[Paranoia] Distorted sound after grabbing

xiphmont at xiph.org xiphmont at xiph.org
Thu Apr 17 12:09:49 PDT 2008


On Wed, Apr 16, 2008 at 10:09 AM, Bill Davidsen <davidsen at tmr.com> wrote:
> Sven Heithecker wrote:
>  > Hi List-Members,
>  >
>
>  Excuse the much delayed reply, I marked this "later" and it got MUCH later.
>
> > I do have a strange problem grabbing one CD (Night of the Proms,
>  > Vol.10/2003". After grabbing, the sound is distorted. Looking at the
>  > file using an audio editor e.g. Audacity to exclude playback
>  > problems, it seems that several samples are clipped.
>  >
>
>  It is always possible that the data on the CD really is clipped. You
>  might try reripping with cddatowav (from cdrecord) and see if the data
>  looks the same. That software uses a modified paranoia library.
>
> > I got this problem with three different ROMs (Pioneer DVD-ROM
>  > ATAPIModel DVD-115 0127, SONY DVD RW DRU-500A, and VDRW SOSW-833S
>  > VRS3 (Acer notebook)), using cdparanoia 9.8 and 10.0. No difference.
>  >
>  > Of course, normal playback using my stereo works ok.
>  >
>
>  Your equipment may be compensating in some way for the problem, the
>  chances of three readers being bad in the same way are very low.
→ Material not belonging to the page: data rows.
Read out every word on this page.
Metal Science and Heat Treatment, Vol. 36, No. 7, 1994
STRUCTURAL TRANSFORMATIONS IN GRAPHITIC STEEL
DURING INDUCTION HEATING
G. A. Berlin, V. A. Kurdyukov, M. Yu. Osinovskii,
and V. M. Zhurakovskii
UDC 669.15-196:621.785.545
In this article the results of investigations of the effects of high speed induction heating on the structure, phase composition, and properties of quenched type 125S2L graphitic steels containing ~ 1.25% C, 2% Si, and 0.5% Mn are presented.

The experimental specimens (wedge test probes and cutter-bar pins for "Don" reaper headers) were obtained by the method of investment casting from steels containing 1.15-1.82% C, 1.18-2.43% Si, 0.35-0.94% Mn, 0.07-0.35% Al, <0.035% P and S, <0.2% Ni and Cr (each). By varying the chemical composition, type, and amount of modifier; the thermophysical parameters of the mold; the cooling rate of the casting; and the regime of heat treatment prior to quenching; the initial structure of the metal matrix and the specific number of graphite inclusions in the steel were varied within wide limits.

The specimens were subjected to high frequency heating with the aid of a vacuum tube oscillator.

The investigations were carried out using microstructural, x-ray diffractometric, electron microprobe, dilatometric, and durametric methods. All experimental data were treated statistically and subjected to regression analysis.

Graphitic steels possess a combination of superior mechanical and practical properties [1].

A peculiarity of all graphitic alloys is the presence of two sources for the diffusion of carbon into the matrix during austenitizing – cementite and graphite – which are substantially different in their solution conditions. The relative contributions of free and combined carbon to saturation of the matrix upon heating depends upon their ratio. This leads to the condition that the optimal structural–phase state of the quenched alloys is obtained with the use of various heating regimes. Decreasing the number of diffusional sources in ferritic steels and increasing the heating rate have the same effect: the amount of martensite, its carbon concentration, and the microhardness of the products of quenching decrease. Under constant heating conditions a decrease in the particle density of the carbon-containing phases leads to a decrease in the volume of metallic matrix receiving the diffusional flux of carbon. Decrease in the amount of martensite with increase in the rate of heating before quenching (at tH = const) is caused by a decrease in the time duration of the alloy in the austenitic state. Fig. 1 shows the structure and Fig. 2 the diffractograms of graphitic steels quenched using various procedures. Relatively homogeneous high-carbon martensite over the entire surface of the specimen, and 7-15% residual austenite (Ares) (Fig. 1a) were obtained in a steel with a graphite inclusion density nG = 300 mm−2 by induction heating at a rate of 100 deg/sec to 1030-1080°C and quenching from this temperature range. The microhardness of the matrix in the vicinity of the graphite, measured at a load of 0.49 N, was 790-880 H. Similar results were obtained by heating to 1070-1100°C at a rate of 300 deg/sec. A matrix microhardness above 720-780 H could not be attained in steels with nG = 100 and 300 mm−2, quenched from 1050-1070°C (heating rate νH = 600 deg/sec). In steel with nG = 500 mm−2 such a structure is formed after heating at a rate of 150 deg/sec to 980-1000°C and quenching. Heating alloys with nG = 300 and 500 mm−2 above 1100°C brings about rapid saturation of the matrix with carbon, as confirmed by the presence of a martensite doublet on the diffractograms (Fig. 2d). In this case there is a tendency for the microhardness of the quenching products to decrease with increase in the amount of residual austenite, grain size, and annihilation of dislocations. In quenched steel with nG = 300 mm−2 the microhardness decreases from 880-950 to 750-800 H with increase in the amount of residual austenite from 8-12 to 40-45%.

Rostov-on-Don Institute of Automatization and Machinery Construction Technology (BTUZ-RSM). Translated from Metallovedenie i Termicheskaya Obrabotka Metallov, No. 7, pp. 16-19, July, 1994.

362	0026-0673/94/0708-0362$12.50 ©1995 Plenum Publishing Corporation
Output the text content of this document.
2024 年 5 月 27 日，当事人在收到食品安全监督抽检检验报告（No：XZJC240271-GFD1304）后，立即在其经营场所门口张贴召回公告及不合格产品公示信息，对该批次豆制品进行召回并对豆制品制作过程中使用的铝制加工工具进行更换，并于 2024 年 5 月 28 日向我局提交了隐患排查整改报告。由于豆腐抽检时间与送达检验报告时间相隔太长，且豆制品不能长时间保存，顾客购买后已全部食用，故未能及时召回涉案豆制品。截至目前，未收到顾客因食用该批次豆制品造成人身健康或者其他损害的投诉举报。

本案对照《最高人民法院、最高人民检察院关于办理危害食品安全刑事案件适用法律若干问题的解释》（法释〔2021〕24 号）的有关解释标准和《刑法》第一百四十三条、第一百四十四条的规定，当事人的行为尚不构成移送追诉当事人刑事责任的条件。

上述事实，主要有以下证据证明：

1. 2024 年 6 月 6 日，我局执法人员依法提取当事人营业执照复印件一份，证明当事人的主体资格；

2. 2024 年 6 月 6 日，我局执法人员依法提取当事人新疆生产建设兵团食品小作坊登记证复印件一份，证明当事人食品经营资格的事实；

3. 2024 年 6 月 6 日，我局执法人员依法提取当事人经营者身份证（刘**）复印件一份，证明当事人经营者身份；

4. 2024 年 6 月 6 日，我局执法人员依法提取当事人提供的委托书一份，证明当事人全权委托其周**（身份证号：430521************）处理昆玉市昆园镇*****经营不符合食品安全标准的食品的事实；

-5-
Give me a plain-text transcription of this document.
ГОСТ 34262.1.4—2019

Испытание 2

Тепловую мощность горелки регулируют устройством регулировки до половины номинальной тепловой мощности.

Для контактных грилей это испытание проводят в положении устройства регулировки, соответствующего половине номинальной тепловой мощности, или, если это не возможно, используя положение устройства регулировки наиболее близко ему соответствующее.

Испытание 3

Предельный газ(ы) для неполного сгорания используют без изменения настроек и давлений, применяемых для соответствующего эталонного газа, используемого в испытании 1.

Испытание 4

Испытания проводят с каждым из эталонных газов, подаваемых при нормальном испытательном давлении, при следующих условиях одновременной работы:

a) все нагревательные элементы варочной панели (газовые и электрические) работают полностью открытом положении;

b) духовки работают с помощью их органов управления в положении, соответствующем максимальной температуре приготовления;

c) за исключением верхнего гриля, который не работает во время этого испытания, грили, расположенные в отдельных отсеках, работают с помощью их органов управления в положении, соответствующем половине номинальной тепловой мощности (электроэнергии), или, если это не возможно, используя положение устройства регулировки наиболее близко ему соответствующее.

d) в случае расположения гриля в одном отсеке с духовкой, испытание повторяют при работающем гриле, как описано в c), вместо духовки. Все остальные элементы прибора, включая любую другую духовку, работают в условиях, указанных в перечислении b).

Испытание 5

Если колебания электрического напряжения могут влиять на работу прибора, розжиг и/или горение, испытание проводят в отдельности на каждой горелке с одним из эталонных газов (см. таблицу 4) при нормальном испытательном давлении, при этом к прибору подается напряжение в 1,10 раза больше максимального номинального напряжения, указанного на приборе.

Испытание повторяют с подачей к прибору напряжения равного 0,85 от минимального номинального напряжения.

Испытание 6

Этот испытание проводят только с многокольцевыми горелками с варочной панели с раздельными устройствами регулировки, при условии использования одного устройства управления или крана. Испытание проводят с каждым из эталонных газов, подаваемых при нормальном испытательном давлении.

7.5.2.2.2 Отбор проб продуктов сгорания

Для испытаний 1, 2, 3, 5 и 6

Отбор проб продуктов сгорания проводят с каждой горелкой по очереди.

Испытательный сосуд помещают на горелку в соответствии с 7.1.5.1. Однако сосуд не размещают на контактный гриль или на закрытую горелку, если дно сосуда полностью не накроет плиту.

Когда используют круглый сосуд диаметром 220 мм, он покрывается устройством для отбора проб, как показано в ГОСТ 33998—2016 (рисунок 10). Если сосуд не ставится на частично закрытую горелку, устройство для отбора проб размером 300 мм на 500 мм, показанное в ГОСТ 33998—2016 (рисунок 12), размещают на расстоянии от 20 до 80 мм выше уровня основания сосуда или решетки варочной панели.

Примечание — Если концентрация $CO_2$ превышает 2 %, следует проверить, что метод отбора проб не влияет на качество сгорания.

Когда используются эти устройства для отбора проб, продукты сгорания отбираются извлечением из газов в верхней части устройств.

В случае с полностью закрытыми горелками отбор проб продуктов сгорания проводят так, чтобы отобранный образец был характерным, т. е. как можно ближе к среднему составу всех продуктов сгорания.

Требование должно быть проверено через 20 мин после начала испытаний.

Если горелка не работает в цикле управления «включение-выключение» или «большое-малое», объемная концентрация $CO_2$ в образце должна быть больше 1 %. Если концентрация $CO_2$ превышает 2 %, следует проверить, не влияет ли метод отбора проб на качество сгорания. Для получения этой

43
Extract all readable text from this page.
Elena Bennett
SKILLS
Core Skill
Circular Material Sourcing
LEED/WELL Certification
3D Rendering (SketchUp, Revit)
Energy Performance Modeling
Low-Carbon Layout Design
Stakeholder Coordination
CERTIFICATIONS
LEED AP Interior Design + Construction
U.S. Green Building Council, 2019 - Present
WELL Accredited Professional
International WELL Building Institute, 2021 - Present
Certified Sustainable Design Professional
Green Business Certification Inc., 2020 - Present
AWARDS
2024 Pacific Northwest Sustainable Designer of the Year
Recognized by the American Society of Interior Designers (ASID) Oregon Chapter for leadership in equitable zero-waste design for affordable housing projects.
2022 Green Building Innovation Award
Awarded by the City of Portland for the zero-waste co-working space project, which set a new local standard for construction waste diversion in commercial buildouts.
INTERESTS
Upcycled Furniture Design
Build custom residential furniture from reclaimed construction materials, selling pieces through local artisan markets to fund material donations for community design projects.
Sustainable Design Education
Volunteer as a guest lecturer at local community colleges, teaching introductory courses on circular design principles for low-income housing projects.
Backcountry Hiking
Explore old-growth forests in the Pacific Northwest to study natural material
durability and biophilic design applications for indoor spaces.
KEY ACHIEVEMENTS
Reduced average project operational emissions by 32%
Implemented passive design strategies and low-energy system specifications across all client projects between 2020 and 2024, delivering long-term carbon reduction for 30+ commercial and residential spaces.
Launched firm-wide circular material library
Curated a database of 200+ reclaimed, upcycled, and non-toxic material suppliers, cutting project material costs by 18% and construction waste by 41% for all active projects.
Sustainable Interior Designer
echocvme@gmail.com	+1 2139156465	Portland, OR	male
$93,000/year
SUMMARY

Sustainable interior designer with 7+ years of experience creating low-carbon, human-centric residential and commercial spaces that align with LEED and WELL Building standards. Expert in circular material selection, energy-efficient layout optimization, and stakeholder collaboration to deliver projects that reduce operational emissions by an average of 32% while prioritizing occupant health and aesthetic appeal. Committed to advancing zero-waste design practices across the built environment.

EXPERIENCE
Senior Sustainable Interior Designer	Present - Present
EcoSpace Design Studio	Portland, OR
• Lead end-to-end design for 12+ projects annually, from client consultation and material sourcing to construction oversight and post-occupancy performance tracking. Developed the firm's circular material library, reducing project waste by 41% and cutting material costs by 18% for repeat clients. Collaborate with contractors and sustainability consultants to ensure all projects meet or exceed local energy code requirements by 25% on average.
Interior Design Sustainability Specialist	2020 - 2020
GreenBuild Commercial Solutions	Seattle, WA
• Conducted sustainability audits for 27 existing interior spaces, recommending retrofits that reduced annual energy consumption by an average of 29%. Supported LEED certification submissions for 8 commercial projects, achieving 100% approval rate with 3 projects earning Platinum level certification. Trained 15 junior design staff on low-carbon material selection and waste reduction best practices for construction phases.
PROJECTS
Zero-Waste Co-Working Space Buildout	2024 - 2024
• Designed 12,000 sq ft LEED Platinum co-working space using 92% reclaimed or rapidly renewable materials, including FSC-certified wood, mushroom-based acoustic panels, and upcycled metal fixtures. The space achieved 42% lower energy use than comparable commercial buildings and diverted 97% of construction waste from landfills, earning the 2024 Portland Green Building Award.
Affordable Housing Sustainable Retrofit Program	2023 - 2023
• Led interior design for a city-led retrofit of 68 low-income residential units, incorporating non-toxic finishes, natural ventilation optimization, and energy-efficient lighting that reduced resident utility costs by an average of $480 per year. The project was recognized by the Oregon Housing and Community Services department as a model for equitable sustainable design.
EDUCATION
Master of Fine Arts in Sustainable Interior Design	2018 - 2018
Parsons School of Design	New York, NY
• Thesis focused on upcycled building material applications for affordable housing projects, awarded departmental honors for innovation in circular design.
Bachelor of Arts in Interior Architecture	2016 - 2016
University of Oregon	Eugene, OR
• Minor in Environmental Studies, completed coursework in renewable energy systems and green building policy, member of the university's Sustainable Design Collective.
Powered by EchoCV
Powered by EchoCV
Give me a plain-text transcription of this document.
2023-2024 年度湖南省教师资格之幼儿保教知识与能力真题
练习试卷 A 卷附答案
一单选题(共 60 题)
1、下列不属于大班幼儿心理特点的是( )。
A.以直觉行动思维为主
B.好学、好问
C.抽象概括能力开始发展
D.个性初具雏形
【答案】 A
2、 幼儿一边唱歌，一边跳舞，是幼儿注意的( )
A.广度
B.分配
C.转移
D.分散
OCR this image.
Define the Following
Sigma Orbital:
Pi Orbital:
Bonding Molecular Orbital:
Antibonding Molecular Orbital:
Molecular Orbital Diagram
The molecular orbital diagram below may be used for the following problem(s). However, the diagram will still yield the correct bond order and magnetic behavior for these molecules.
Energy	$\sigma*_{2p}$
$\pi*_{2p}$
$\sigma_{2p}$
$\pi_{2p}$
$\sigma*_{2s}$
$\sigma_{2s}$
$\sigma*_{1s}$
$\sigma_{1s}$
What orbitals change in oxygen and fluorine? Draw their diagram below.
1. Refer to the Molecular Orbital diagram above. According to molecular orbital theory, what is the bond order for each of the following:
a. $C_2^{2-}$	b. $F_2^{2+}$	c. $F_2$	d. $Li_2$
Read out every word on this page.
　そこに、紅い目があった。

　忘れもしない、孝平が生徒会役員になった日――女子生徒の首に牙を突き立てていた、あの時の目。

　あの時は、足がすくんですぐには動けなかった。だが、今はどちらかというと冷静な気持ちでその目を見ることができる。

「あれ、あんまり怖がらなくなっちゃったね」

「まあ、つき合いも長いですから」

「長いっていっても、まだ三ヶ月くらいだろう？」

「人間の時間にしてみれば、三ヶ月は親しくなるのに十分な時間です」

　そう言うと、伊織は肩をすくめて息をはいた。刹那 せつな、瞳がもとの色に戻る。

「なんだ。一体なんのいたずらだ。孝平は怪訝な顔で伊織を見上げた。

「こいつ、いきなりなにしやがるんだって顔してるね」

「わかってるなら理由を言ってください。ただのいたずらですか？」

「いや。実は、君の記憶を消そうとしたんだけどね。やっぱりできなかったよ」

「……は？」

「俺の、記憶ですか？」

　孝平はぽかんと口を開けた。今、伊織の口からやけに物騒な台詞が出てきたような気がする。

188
Have you looked at the data in a waveform editor?  I doubt it has
anything to do with clipping.

One of the common CD copy control schemes works by intentionally
introducing large-magnitude errors in the coded PCM data and making
sure the ECC coding marks these samples as bad.  It is very common
that CDROM drives will do the standard redbook-specified bad-sample
interpolation when playing a disc as audio, but will not do any of the
interpolation when reading an audio disc as data (it passes back the
bad samples exactly as read).  Unfortunately, many cdrom drives either
cannot pass back the ECC data or fake the ECC data making repair at
that point impossible.

CDParanoia does not currently attempt repair from the ECC data
(because it was written before any CDROMs reliably supported this
feature).  Supporting ECC and high-power reconstruction filters has
been on the todo list for a while-- not to circumvent the copy
control, but to handle legitimately badly damaged discs.  OTOH, it
would handle the copy-control case as well.